Clarke did some quick math in his head. The protons carrying the information to the computers had arrived just now, but the Alcubierre point was less than a quarter of a light-day away from New Angeles. All vessels in a military fleet could pull .1c without trouble, double the normal speed of a merchant ship. If Vortex had been on the move for the last six hours…

“Shit,” breathed Navathe. “We’re fucked.”

“Don’t worry about them,” said Clarke, “they’re too far away from us.”

“We’ll be in targeting range of their computers in an hour,” Navathe said. Her hands hovered over her controls, vying to make a decision. “We have to surrender.”

“They’ll kill us anyway,” said Clarke. “We need to save the crew, first. Talk to Antonov, alert the crew, have them man their posts and don pressure suits. Let me try to figure this out.”

“Not even you can make us escape from a battleship…”

“I don’t intend to,” said Clarke, getting up. He floated to the bridge’s lockers, where the pressure suits were kept. If they came under fire, and he had little doubt they would, they would need to be able to survive if the ship suddenly lost atmosphere. He tossed one suit to Navathe and donned one himself, expertly maneuvering his body in zero g while racking his brain for possible routes and escape plans.

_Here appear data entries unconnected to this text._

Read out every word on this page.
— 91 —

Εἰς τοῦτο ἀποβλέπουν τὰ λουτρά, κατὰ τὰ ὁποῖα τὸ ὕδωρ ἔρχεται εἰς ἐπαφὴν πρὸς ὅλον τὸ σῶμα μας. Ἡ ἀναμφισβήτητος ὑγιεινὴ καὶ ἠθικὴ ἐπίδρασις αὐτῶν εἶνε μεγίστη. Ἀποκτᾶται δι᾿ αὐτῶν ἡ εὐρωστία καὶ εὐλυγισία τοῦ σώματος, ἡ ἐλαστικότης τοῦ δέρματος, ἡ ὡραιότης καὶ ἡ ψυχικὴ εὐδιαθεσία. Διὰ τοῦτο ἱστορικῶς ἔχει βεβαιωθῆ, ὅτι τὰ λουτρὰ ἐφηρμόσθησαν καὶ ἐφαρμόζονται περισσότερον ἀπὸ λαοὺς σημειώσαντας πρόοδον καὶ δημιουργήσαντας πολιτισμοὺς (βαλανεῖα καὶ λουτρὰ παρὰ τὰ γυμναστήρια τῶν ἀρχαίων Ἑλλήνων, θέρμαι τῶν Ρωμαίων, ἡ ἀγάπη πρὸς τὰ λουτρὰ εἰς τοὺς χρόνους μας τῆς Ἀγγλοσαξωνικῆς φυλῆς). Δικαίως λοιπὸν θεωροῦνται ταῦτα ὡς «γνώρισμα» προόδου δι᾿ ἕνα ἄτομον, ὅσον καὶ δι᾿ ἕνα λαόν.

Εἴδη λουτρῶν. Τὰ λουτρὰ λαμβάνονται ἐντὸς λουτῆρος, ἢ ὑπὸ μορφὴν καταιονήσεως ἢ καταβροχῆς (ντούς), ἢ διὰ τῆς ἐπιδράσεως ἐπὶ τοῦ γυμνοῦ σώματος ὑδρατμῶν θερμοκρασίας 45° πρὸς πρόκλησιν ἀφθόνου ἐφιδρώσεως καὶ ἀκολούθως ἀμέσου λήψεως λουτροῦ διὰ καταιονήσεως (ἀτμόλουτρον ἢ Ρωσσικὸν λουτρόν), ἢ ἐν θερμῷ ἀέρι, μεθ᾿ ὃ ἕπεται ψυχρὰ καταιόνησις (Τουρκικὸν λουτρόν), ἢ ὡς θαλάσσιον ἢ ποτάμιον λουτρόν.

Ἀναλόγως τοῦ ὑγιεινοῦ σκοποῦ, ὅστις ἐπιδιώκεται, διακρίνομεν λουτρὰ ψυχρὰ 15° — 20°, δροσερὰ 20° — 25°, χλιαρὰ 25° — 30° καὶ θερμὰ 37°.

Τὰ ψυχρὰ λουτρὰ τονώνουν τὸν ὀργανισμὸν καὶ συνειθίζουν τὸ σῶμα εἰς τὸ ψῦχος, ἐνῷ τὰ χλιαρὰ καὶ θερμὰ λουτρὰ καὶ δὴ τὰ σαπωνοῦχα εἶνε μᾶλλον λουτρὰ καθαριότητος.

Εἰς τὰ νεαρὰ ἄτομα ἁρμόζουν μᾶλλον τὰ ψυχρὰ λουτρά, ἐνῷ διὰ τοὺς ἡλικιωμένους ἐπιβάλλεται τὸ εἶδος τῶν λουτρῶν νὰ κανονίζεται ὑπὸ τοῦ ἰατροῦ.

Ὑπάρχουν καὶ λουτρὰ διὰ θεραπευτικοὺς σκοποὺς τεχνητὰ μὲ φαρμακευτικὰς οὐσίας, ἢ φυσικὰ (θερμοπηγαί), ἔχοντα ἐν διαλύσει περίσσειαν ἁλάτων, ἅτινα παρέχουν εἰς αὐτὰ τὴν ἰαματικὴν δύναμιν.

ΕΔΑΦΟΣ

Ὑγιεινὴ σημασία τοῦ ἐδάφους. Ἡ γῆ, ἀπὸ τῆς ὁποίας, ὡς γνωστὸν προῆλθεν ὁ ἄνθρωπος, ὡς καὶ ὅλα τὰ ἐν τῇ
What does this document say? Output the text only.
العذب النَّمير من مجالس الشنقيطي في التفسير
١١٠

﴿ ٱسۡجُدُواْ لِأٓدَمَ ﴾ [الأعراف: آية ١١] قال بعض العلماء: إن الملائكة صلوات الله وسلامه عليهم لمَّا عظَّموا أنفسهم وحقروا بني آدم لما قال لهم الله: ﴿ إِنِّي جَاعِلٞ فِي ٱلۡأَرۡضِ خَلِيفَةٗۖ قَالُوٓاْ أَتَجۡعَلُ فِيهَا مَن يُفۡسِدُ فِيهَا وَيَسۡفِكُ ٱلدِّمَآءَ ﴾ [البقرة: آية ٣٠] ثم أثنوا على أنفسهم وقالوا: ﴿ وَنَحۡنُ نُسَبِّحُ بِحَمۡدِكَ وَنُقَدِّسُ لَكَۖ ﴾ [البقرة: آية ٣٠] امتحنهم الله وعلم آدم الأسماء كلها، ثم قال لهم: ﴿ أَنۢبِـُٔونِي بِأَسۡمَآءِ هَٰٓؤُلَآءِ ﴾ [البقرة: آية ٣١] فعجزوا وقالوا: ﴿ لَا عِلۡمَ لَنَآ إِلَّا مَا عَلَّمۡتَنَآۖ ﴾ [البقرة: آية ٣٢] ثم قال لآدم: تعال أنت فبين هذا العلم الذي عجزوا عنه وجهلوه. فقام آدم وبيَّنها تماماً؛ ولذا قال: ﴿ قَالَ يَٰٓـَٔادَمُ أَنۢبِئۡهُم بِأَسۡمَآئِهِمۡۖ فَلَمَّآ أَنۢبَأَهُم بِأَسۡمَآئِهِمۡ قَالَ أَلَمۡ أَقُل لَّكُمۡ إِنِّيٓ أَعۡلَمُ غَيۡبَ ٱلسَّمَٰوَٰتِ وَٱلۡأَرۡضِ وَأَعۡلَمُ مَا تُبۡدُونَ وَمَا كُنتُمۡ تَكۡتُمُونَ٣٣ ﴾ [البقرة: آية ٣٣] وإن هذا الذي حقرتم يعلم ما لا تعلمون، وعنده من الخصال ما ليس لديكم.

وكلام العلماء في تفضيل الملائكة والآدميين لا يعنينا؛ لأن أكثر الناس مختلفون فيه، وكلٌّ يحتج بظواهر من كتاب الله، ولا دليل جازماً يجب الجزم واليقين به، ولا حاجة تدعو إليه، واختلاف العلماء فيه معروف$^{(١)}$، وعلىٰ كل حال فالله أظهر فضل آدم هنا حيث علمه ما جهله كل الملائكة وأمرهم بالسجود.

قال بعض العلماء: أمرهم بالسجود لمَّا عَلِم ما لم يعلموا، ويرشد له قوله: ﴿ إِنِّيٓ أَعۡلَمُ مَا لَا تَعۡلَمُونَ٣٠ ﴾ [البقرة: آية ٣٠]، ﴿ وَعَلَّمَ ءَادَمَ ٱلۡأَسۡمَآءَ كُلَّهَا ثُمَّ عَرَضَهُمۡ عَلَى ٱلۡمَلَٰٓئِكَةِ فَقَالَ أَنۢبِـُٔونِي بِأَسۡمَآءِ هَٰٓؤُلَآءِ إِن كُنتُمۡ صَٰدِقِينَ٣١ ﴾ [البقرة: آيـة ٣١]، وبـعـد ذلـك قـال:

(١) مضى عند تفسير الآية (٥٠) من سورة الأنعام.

As he did so, Navathe woke up Antonov and showed him the messages, while at the same time donning her own suit.

“Antonov’s on his way here,” Navathe said, her voice muffled after she put the suit’s helmet on and had to switch to a comm channel. “You found us our magic solution?”

Clarke had never thought much about matters of religion. But, as he floated toward Captain Navathe, he imagined that, if an afterlife existed beyond the endless void, Isaac Reiner would be watching them from there, wondering if the EIF was about to get his daughter killed.

“No magic, sir,” he told the captain. “Gravity assist. We accelerate all we can, slingshot around New Angeles and use the planet’s gravity to hide us from Vortex’s targeting computers. We head for the nearest Alcubierre point and hope to lose them from there.”

“What about the New Angeles’ garrison? They’ll shoot us down.”